L’amore per la tradizione, se non altro, li ha traghettati fino al 2019, anno dell’ultima edizione da record: tre settimane di manifestazione.

Ma anche la spinta innovativa dei “ragazzi” si è trovata a dover fare i conti con l’età che avanza. E ad aprile 2020 l’associazione pianse la scomparsa del volontario e amico Mario Gambini, figura storica della Festa. «Alla fine anche noi non eravamo giovanissimi, e nel tempo un ricambio generazionale vero e proprio non c'è mai stato», racconta ancora Ripoli.

Senza contare i problemi, che si sommavano gli uni sugli altri. «Ci guardavamo intorno. A un certo punto si fece avanti un gruppo di quarantenni – ricorda ancora il presidente – che però ben presto si accorsero delle difficoltà che c’erano sia sul piano della logistica che su quello della sicurezza. Ma senza la spinta della voglia non ce la fai...».

E a fine giugno dello scorso anno Il Tirreno titolò “Cancellata per sempre la Festa del pesce. «Troppe limitazioni e pochi volontari»”. L’ultimo post, che ancora rimane sulla pagina Facebook della manifestazione.

Gennaio, invece, era il mese in cui iniziare a comprare il pesce per la Festa che era ai primi di giugno. Si doveva iniziare mesi prima per pianificare tutto.

«Volevamo chiudere l’associazione al 31 dicembre del 2021 ma non ce l’abbiamo fatta. Sono due anni che ci proviamo», confessa Ripoli, quasi per contrappasso.

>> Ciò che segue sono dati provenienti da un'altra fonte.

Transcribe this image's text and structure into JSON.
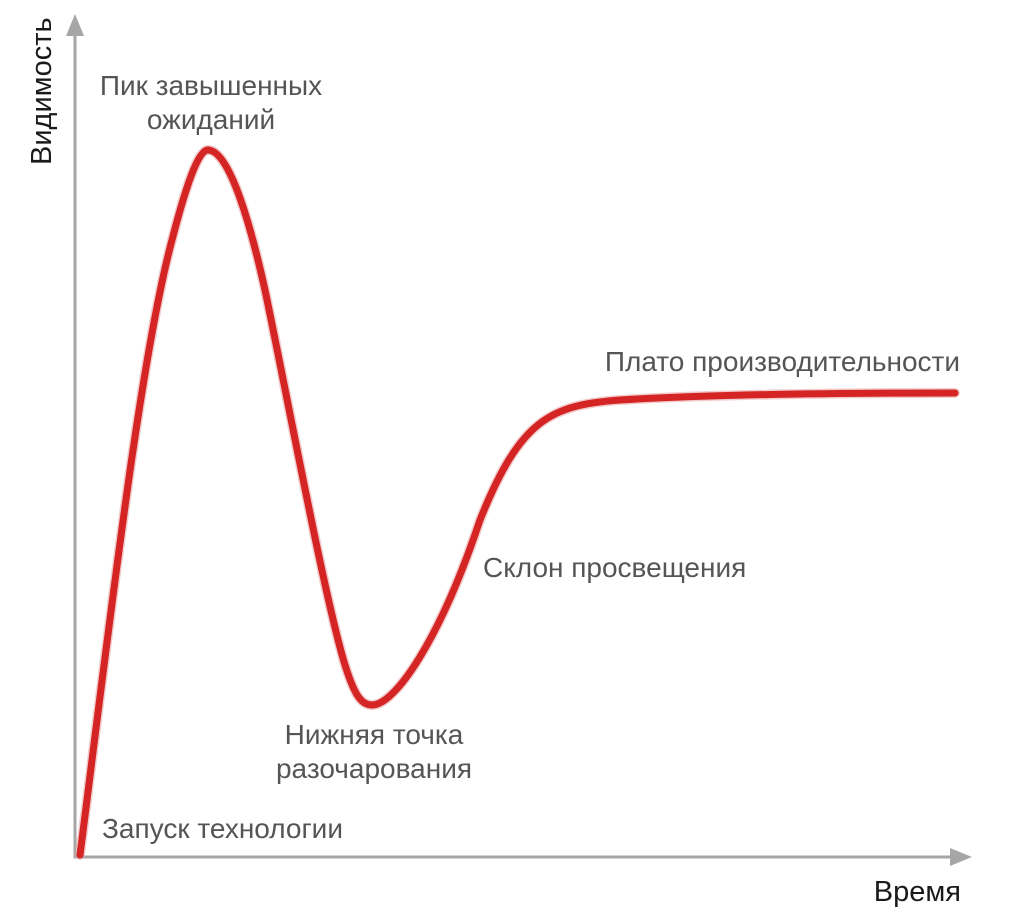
{
  "axes": {
    "y_label": "Видимость",
    "x_label": "Время"
  },
  "phases": {
    "trigger": "Запуск технологии",
    "peak_line1": "Пик завышенных",
    "peak_line2": "ожиданий",
    "trough_line1": "Нижняя точка",
    "trough_line2": "разочарования",
    "slope": "Склон просвещения",
    "plateau": "Плато производительности"
  },
  "colors": {
    "curve": "#d42424",
    "axis": "#a6a6a6",
    "label_text": "#555555"
  }
}
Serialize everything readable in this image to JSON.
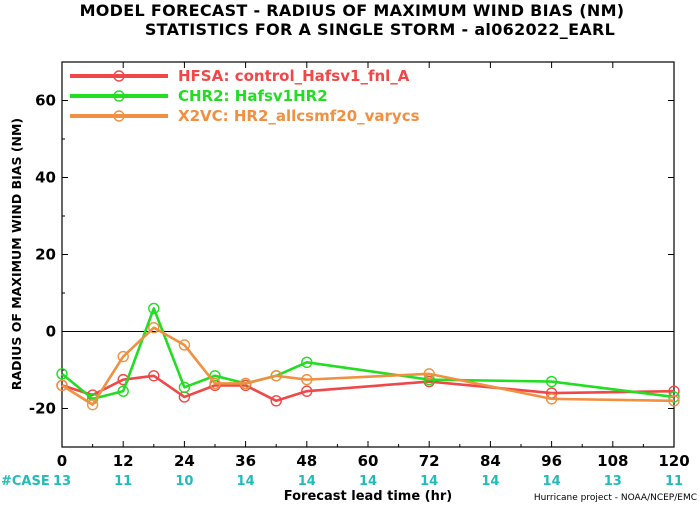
{
  "chart_data": {
    "type": "line",
    "title": "MODEL FORECAST - RADIUS OF MAXIMUM WIND BIAS (NM)",
    "subtitle": "STATISTICS FOR A SINGLE STORM - al062022_EARL",
    "xlabel": "Forecast lead time (hr)",
    "ylabel": "RADIUS OF MAXIMUM WIND BIAS (NM)",
    "xlim": [
      0,
      120
    ],
    "ylim": [
      -30,
      70
    ],
    "x_ticks": [
      0,
      12,
      24,
      36,
      48,
      60,
      72,
      84,
      96,
      108,
      120
    ],
    "y_ticks": [
      -20,
      0,
      20,
      40,
      60
    ],
    "zero_line": true,
    "grid": false,
    "legend_position": "top-left",
    "series": [
      {
        "name": "HFSA: control_Hafsv1_fnl_A",
        "color": "#f04848",
        "x": [
          0,
          6,
          12,
          18,
          24,
          30,
          36,
          42,
          48,
          72,
          96,
          120
        ],
        "y": [
          -14,
          -16.5,
          -12.5,
          -11.5,
          -17,
          -14,
          -14,
          -18,
          -15.5,
          -13,
          -16,
          -15.5
        ]
      },
      {
        "name": "CHR2: Hafsv1HR2",
        "color": "#22dd22",
        "x": [
          0,
          6,
          12,
          18,
          24,
          30,
          36,
          42,
          48,
          72,
          96,
          120
        ],
        "y": [
          -11,
          -17.5,
          -15.5,
          6,
          -14.5,
          -11.5,
          -13.5,
          -11.5,
          -8,
          -12.5,
          -13,
          -17
        ]
      },
      {
        "name": "X2VC: HR2_allcsmf20_varycs",
        "color": "#f09040",
        "x": [
          0,
          6,
          12,
          18,
          24,
          30,
          36,
          42,
          48,
          72,
          96,
          120
        ],
        "y": [
          -14,
          -19,
          -6.5,
          1,
          -3.5,
          -13.5,
          -13.5,
          -11.5,
          -12.5,
          -11,
          -17.5,
          -18
        ]
      }
    ],
    "case_label": "#CASE",
    "case_label_color": "#22bbbb",
    "cases": [
      {
        "x": 0,
        "n": "13"
      },
      {
        "x": 12,
        "n": "11"
      },
      {
        "x": 24,
        "n": "10"
      },
      {
        "x": 36,
        "n": "14"
      },
      {
        "x": 48,
        "n": "14"
      },
      {
        "x": 60,
        "n": "14"
      },
      {
        "x": 72,
        "n": "14"
      },
      {
        "x": 84,
        "n": "14"
      },
      {
        "x": 96,
        "n": "14"
      },
      {
        "x": 108,
        "n": "13"
      },
      {
        "x": 120,
        "n": "11"
      }
    ],
    "credit": "Hurricane project - NOAA/NCEP/EMC"
  }
}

Per le mani poi si è ritrovato anche un’altra gatta da pelare: «Abbiamo in cassa circa 50 mila euro. 30 mila li abbiamo dati al Comune per realizzare una fontanella. Gli altri, tolte le spese fanno circa 18 mila, li abbiamo distribuiti alle associazioni del territorio che ci hanno sempre dato una mano, a titolo di riconoscenza».

Nel frattempo, mercoledì, è arrivato il “rottamaio” per rimuovere la Padella. L’artiglio meccanico ha rimosso trenta quintali di metallo e ricordi, smantellando per sempre lo storico manufatto dalla ragguardevole circonferenza di quattro metri (più altrettanti di manico).

«Il Comune si era impegnato a metterla nella rotonda in fondo a viale Marradi, ma subito risultò evidente che sarebbe stata incompatibile con il traffico», spiega il presidente, che avrebbe voluto almeno «farne una riproduzione più piccola, come si pensava». Ma anche quella ipotesi è naufragata. «Adesso – preannuncia – c’è l’idea di farne un monumento».

La Padella, l’originale, è ormai perduto. Irrecuperabili anche i resti, dilaniati e ridotti a ferro vecchio: troppo grandi per entrare nel cassone, si è dovuto tagliarli a metà.

Di lei resta solo la memoria, insieme ad alcune immagini riprese fortunosamente da una residente. E un’intera comunità ne ha celebrato il funerale.